We split into teams for ‘Guess the Babby with the Booty’, and Sumira Singh turns out to be surprisingly good at figuring out whose baby picture has been photoshopped onto the body of an exotic dancer. Constance Swinford was a very handsome infant – we all say it. Majella allows a poll on whether it’s a boy or a girl, even though she swears Pablo’s spidey superstitious senses will be tingling. It results in a dead heat, and we make the barman cast the deciding vote. He goes for boy, but the poor divil has started to look very shook. It’s not even five o’clock and the dance-floor is already in use. He definitely didn’t come in for his shift working a baby shower and expect to see this much twerking before dinner time.

‘Drink, Ais?’ Sadhbh is heading for the bar after a therapeutic cry in the toilets with me, Elaine and Ruby. She keeps swinging wildly between acceptance and denial about her break-up with Don. To be honest, none of us can believe it, but we have to be good friends and tell her she’s a ride and a catch and will find someone even better than Don when she’s good and ready.

‘Do you think there’s anyone better than Don?’ Elaine whispers as we leave the bathroom.

‘God, no, although losing his shit over the baby thing has lost him a few points.’ Ruby, matter of fact as always.

I refuse the offer of a sandwich, just waiting to get the stripper out of the way before I relax completely. I check with Hannah that he’s on his way and then start gathering up bundles of dollar bills for the poor craythur. I hope he knows what he’s in for.

I pass Cara and Síomha sitting at a fairly empty table – Mammy, Tessie Daly and Úna Hatton are over at the cake, fighting about the best way to cut it – and smile at them. They’re looking a bit less shook, thank God. Then I double back to them. Might as well be friendly and have a chat. ‘Hiya, girls, mind if I sit down?’

Cara indicates the empty chair beside her and starts talking immediately. ‘Aisling, we just wanted to say again how sorry we are. The poor cat –’

‘Honestly, girls, it’s fine. Don’t beat yourselves up. It could have been me or Mammy that did it. It was just bad luck. Mostly for the cat. C’mere, are you enjoying yourselves?’

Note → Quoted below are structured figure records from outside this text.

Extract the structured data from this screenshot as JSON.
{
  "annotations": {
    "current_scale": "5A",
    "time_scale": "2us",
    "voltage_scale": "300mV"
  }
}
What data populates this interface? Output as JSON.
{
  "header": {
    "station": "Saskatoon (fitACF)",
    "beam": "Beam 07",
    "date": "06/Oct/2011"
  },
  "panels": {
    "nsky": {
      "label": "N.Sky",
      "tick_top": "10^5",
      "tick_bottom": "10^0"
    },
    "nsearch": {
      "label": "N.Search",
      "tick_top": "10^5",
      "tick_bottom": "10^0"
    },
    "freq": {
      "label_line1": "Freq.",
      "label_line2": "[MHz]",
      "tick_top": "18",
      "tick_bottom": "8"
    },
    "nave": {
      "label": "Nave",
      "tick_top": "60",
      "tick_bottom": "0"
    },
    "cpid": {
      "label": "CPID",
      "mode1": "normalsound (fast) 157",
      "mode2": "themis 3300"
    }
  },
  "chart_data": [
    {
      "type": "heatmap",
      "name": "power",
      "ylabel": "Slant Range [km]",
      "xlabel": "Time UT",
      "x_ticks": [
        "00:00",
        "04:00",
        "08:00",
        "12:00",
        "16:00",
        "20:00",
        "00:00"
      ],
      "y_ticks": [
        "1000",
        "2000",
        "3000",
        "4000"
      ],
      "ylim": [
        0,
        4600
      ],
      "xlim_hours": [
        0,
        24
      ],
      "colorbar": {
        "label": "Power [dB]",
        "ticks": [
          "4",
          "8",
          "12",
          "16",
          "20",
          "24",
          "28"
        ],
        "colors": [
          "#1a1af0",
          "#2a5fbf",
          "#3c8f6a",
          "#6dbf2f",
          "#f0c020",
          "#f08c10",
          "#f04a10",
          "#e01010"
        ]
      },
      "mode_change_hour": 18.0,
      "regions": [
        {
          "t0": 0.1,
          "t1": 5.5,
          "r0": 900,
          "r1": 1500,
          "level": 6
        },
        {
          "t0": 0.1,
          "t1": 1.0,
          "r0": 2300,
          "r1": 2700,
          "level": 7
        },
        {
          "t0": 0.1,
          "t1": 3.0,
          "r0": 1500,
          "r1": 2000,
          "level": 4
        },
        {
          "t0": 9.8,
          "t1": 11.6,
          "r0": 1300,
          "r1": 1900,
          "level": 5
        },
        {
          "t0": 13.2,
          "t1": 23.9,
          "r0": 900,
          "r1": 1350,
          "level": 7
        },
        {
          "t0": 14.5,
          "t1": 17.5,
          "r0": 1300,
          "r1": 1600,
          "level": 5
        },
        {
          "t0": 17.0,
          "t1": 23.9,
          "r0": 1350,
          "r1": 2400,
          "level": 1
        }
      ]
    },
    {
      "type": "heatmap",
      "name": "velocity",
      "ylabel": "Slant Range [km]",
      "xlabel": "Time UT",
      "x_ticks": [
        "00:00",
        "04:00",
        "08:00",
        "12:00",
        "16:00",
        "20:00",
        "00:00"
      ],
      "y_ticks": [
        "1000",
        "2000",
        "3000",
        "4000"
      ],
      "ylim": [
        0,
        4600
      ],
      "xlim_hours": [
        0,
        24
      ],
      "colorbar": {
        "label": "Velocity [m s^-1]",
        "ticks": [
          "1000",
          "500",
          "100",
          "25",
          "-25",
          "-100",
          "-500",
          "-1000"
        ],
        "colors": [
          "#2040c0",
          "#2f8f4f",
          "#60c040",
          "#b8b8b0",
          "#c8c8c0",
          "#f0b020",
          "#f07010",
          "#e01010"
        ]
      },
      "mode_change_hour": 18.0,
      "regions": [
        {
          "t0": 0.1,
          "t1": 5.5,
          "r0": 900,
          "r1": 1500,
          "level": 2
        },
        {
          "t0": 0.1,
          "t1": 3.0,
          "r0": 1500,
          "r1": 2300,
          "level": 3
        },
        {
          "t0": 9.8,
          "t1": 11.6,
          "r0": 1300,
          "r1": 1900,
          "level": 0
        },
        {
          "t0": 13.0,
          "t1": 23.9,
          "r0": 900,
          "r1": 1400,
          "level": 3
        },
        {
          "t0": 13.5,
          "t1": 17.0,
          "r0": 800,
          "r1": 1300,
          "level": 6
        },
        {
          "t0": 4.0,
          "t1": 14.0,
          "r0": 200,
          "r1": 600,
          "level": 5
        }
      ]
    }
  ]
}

‘It’s really lovely,’ Síomha says. ‘Good fun, and surprisingly non-PG?’

‘That’s actually a great way to sum up Majella.’

‘Your friend Niamh is lovely. The one who lives in New York. She has such a glamorous life over there. I can’t believe she knows Bono’s daughters.’

‘Oh, she told you all about that, did she?’ I know for a fact that Niamh from Across the Road met the Bono girls precisely once at a fancy magazine awards event and they couldn’t pick her out of a line-up. Tara was there too, shoehorning them into pictures for her blog, and the closest Niamh got to being friends with them was holding one of their drinks. Still, though, let her have her glory in the ballroom of the Mountrath. She’s in a delicate condition, after all.

‘Is there really a stripper coming?’ Cara looks incredulous. ‘I thought the people in the WhatsApp group were joking.’

‘Oh, he’s definitely coming. Hopefully in about twenty minutes. Here, have some dollars.’

They exchange a look as I stuff the fake bills into their hands. ‘We actually wanted to talk to you about something.’ Cara leans forward. ‘It’s about our dad.’